Avec ce magnifique ouvrage, Jean Delize nous (re)-plonge dans l’univers singulier et passionnant de la U-Bootewaffe durant la Seconde Guerre mondiale.
Spécialiste des marines françaises, anglaises et allemandes, Jean Delize livre dans Les hommes des U-Boote un travail inédit, remarquable et superbement illustré par nombreuses photos (manœuvres, combats, plongées, portraits mais aussi objets). Il est vrai que le sujet, passionnant au demeurant, a largement été traité à travers d’innombrables livres consacrés aux grandes batailles livrées par les « Loups gris » de Dönitz dans l’Atlantique et ailleurs. On croyait ainsi tout savoir de ces sous-marins, des As et de leurs machines. Bien plus qu’un ouvrage supplémentaire sur la question, l’auteur pénètre véritablement dans l’intimité de ces combattants de l’impossible en observant les hommes, du machiniste à l’emblématique « Kaleunt » (Kapitän-Leutnant).
Pour la première fois en langue française, l’auteur nous offre une vision « de l’intérieur » : quelle fut la formation des officiers et des sous-mariniers ? Comment cette Arme a-t-elle évolué tout au long de la guerre ? Quels rapports entretenaient ces soldats singuliers qui avaient un statut « à part » dans la Wehrmacht ? Comment vivaient ces hommes dans leurs sous-marins ?
La renaissance de cette Arme de prestige est due à deux facteurs fondamentaux. Dans un premier temps, et logiquement, la U-Bootewaffe est l’héritière de sa brillante aînée de la Grande Guerre.

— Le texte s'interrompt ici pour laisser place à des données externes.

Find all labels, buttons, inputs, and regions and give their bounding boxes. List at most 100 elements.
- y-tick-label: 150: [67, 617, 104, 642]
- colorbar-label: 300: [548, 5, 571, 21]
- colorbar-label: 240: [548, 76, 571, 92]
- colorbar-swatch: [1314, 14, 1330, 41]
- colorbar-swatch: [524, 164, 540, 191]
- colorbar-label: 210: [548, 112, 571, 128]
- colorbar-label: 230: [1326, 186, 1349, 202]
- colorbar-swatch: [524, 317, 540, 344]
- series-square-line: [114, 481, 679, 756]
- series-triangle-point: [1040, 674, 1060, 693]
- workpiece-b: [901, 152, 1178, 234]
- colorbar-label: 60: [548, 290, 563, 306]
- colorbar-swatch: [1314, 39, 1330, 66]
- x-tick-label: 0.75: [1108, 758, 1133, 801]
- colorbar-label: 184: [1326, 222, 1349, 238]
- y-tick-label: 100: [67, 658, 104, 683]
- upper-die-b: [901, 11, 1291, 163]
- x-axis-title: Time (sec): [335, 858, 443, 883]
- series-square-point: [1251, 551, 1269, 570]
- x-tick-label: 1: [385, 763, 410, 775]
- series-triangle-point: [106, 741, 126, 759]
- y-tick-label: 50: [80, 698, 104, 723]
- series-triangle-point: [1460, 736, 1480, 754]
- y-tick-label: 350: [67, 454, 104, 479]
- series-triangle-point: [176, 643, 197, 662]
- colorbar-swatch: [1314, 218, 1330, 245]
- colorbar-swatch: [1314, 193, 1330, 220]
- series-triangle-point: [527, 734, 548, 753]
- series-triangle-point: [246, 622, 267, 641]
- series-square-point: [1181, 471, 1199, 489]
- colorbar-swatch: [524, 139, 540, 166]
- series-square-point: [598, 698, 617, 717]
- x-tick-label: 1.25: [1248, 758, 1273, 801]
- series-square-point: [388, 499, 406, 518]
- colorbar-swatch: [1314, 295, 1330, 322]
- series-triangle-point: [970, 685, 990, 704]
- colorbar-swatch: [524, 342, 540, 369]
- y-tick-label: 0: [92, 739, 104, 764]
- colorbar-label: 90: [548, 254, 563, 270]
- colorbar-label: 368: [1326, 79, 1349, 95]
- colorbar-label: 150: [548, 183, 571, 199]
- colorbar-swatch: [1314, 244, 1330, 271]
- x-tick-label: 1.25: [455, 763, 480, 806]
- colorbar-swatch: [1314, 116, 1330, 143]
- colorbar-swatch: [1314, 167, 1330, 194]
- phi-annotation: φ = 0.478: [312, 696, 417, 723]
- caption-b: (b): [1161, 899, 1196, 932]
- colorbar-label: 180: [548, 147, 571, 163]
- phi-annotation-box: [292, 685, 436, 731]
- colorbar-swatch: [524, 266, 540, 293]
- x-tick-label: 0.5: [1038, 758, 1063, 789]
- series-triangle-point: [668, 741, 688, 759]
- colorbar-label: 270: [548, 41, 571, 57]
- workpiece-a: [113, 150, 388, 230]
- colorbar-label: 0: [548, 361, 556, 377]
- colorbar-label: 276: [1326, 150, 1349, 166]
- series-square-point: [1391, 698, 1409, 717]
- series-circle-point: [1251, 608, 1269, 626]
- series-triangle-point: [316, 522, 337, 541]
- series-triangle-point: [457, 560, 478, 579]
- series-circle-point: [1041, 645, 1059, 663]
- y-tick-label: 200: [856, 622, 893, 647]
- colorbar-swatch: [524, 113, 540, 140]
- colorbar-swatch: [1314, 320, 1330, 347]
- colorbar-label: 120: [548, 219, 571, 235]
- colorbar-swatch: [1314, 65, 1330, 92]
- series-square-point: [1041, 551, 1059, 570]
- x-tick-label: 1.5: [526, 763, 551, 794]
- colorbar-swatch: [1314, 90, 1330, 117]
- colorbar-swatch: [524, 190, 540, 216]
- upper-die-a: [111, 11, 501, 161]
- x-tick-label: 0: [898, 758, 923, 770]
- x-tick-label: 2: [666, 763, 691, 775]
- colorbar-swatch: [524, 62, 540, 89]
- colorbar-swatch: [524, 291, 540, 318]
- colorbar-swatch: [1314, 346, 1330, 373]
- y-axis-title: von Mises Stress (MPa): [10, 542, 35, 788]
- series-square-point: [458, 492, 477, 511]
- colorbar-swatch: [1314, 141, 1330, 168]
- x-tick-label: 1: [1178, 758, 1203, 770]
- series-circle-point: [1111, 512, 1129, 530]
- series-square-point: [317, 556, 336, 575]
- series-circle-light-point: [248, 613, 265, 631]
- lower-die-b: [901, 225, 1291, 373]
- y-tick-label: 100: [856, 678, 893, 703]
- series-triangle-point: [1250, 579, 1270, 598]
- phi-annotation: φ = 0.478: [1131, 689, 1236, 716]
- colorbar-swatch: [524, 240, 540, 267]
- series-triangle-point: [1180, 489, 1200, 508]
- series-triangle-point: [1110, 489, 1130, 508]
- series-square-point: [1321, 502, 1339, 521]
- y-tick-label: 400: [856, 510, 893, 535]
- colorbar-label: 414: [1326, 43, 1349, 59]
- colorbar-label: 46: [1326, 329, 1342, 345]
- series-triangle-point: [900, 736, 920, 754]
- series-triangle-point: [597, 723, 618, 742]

Grâce à l’expérience acquise durant les années 1914-1918, la Kriegsmarine profite de cadres excellents pour la formation de ses hommes. D’autre part, l’Allemagne sait contourner les inspections alliées qui doivent vérifier que les clauses du Traité de Versailles sont appliquées. Comme souvent en histoire militaire, la volonté irréductible d’un homme peut bouleverser la destinée d’une Arme. Karl Dönitz va imposer sa stratégie sous-marine qui prendra le pas sur la surface. S’immisçant dans le quotidien souvent « étroit » des officiers, Jean Delize dépeint l’esprit de corps de cette Arme, singulier jusqu’au port non réglementaire de la casquette blanche du « Kaleunt » habituellement réservée à la tenue d’été.
Centre privilégié de cet ouvrage, les sous-mariniers, du commandant à l’équipage, entretiennent des relations atypiques dans la Wehrmacht, à commencer par celles du « Lion » Dönitz avec ses commandants de U-Boote qu’il reçoit personnellement à chaque retour de mission. « La liberté de ton, sans a priori ni idée préconçue met en valeur l’expérience », principe que l’on retrouve dans d’autres marines de guerre, au-delà de la Seconde Guerre mondiale. Mais la machine n’est pas pour autant laissée de côté. Jean Delize revient sur les éléments clefs du U-Boot : transmettre, se cacher, viser, tirer et réparer. En outre, quelques doubles pages superbement illustrées nous permettent d’en savoir un peu plus sur quelques spécialités propres à l’arme sous-marine.
L’auteur revient enfin, sur le rôle du sous-marin et ses différents types de missions. De l’effervescence des appareillages aux plongées, l’auteur nous fait vivre l’excitation du départ et l’atmosphère moite de l’univers verrouillé des U-Boote. Les patrouilles sont longues et Jean Delize nous fait passer une journée type dans le bâtiment, entre les tiers de quarts, les parties de cartes qui permettent de tuer les interminables heures d’attente, si insupportables, qu’une alerte et un danger imminent sont presque toujours attendus avec impatience. Alors la « chasse » peut commencer…
Les hommes des U-Boote, la vie quotidienne à bord des sous-marins du IIIe Reich, Histoire & Collections, 127 pages, 38,95 €.